Each of the components justifies a closer look and far more annotation than what they can cover in this article.
There is one more thing one can ask is that how does anyone solve the two layers of overlay problem? Well the answer is when running glaze networks between Kubernetes Nodes running as VMs on an IaaS that itself benefits a glaze network solution, they can get into the bearings where one can have double encapsulation. For ex. VXLAN in VXLAN.
When running the Kubernetes nodes as VMs, the tunnel encapsulation would be managed only on the hypervisor vSwitch layer. In fact the OpenVirtualSwitch in the Kubernetes Node VM would not have a control plane connection to the NSX-T controllers and managers thereby conspiring an additional layer of aloofness and security between the containers and the NSX-T control panel. The NSX CNI Plugin attempt to program the OVS in the Kubernetes Node to tag traffic from Pods with locally compelling VLAN id.
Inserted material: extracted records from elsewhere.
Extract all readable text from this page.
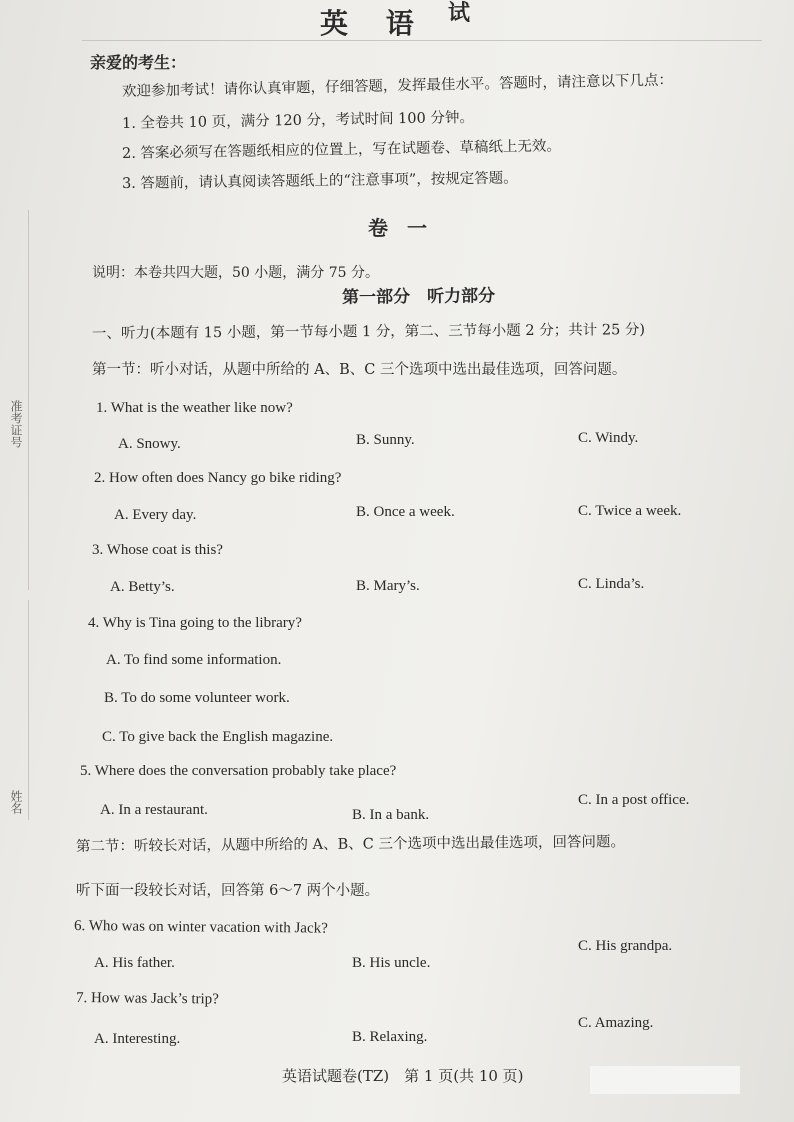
准考证号
姓名
英 语 试
亲爱的考生：
欢迎参加考试！请你认真审题，仔细答题，发挥最佳水平。答题时，请注意以下几点：
1. 全卷共 10 页，满分 120 分，考试时间 100 分钟。
2. 答案必须写在答题纸相应的位置上，写在试题卷、草稿纸上无效。
3. 答题前，请认真阅读答题纸上的“注意事项”，按规定答题。
卷 一
说明：本卷共四大题，50 小题，满分 75 分。
第一部分　听力部分
一、听力(本题有 15 小题，第一节每小题 1 分，第二、三节每小题 2 分；共计 25 分)
第一节：听小对话，从题中所给的 A、B、C 三个选项中选出最佳选项，回答问题。
1. What is the weather like now?
A. Snowy.	B. Sunny.	C. Windy.
2. How often does Nancy go bike riding?
A. Every day.	B. Once a week.	C. Twice a week.
3. Whose coat is this?
A. Betty’s.	B. Mary’s.	C. Linda’s.
4. Why is Tina going to the library?
A. To find some information.
B. To do some volunteer work.
C. To give back the English magazine.
5. Where does the conversation probably take place?
A. In a restaurant.	B. In a bank.
C. In a post office.
第二节：听较长对话，从题中所给的 A、B、C 三个选项中选出最佳选项，回答问题。
听下面一段较长对话，回答第 6～7 两个小题。
6. Who was on winter vacation with Jack?
A. His father.	B. His uncle.
C. His grandpa.
7. How was Jack’s trip?
A. Interesting.	B. Relaxing.
C. Amazing.
英语试题卷(TZ)　第 1 页(共 10 页)
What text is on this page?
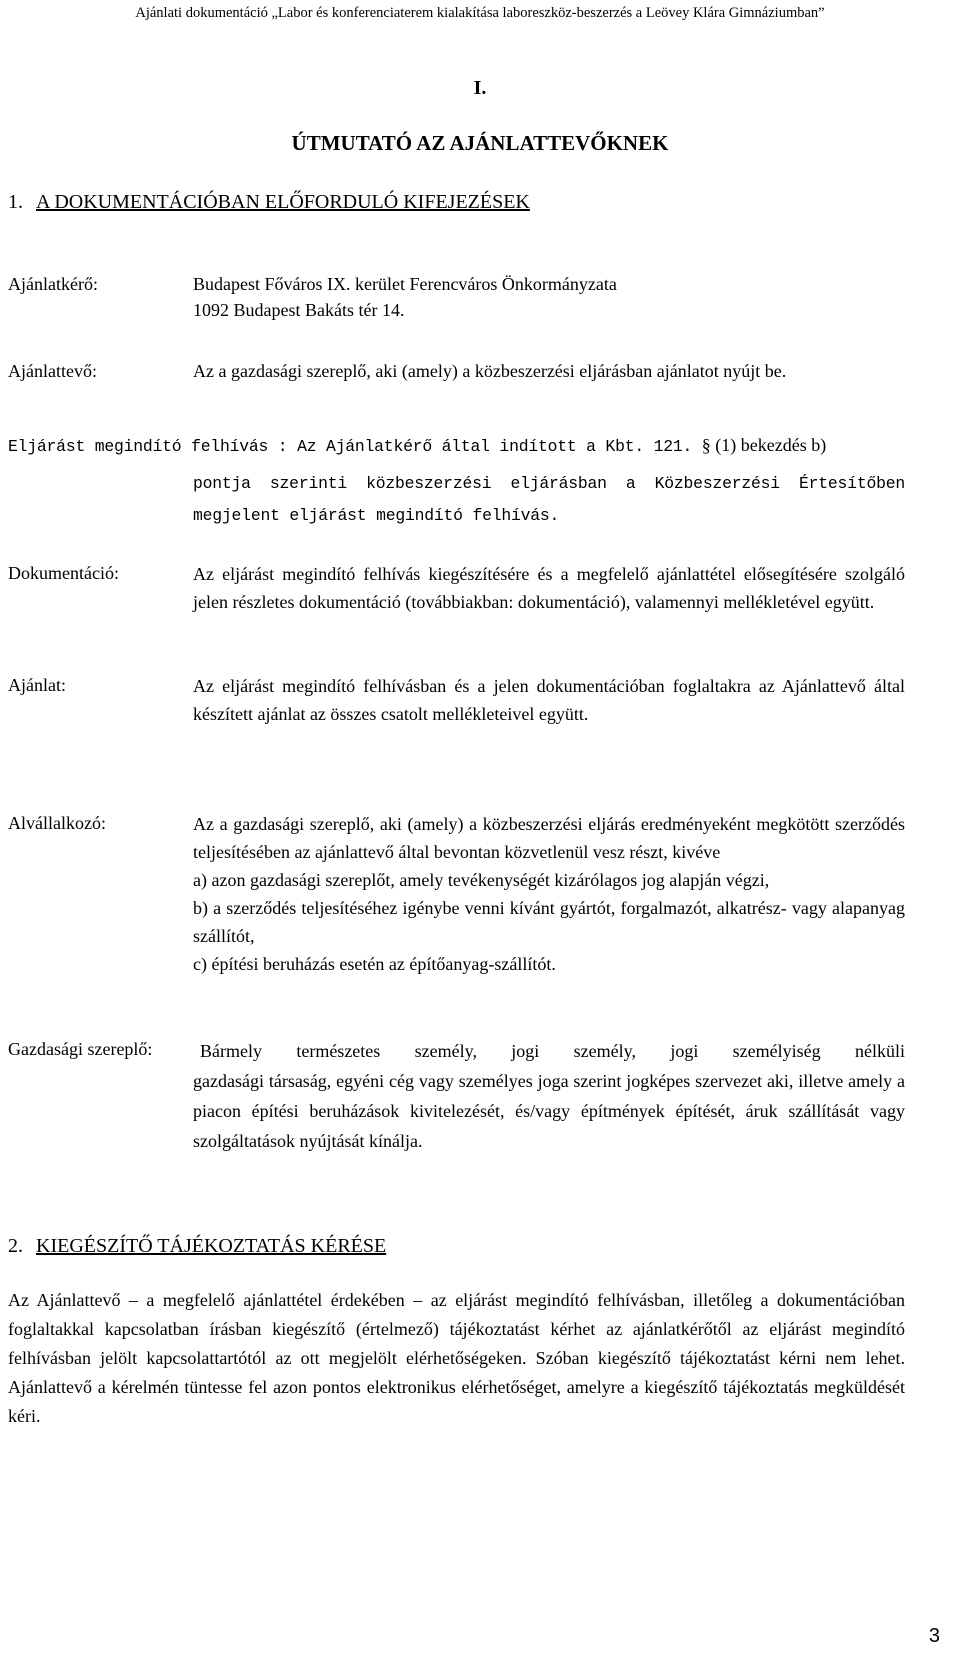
Ajánlati dokumentáció „Labor és konferenciaterem kialakítása laboreszköz-beszerzés a Leövey Klára Gimnáziumban”
I.
ÚTMUTATÓ AZ AJÁNLATTEVŐKNEK
1. A DOKUMENTÁCIÓBAN ELŐFORDULÓ KIFEJEZÉSEK
Ajánlatkérő:	Budapest Főváros IX. kerület Ferencváros Önkormányzata

1092 Budapest Bakáts tér 14.

Ajánlattevő:	Az a gazdasági szereplő, aki (amely) a közbeszerzési eljárásban ajánlatot nyújt be.

Eljárást megindító felhívás : Az Ajánlatkérő által indított a Kbt. 121. § (1) bekezdés b)

pontja szerinti közbeszerzési eljárásban a Közbeszerzési Értesítőben megjelent eljárást megindító felhívás.

Dokumentáció:	Az eljárást megindító felhívás kiegészítésére és a megfelelő ajánlattétel elősegítésére szolgáló jelen részletes dokumentáció (továbbiakban: dokumentáció), valamennyi mellékletével együtt.

Ajánlat:	Az eljárást megindító felhívásban és a jelen dokumentációban foglaltakra az Ajánlattevő által készített ajánlat az összes csatolt mellékleteivel együtt.

Alvállalkozó:	Az a gazdasági szereplő, aki (amely) a közbeszerzési eljárás eredményeként megkötött szerződés teljesítésében az ajánlattevő által bevontan közvetlenül vesz részt, kivéve

a) azon gazdasági szereplőt, amely tevékenységét kizárólagos jog alapján végzi,

b) a szerződés teljesítéséhez igénybe venni kívánt gyártót, forgalmazót, alkatrész- vagy alapanyag szállítót,

c) építési beruházás esetén az építőanyag-szállítót.

Gazdasági szereplő:	Bármely természetes személy, jogi személy, jogi személyiség nélküli

gazdasági társaság, egyéni cég vagy személyes joga szerint jogképes szervezet aki, illetve amely a piacon építési beruházások kivitelezését, és/vagy építmények építését, áruk szállítását vagy szolgáltatások nyújtását kínálja.

2. KIEGÉSZÍTŐ TÁJÉKOZTATÁS KÉRÉSE

Az Ajánlattevő – a megfelelő ajánlattétel érdekében – az eljárást megindító felhívásban, illetőleg a dokumentációban foglaltakkal kapcsolatban írásban kiegészítő (értelmező) tájékoztatást kérhet az ajánlatkérőtől az eljárást megindító felhívásban jelölt kapcsolattartótól az ott megjelölt elérhetőségeken. Szóban kiegészítő tájékoztatást kérni nem lehet. Ajánlattevő a kérelmén tüntesse fel azon pontos elektronikus elérhetőséget, amelyre a kiegészítő tájékoztatás megküldését kéri.

3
This would concede them to multiplex all the traffic coming from the pods onto one of the Kubernetes Node VMs towards the hypervisor vSwitch. The VLAN id would be confess them to identify definite pods on hypervisor vSwitch utilizing logical sub interfaces of the VMs vnic. All management and administration actions on the per Pod logical port would be done on the Hypervisor vSwitch. The VLAN id charge by OVS in the Node VM would be deprived by the Hypervisor vSwitch before encapsulating it with the overlay header.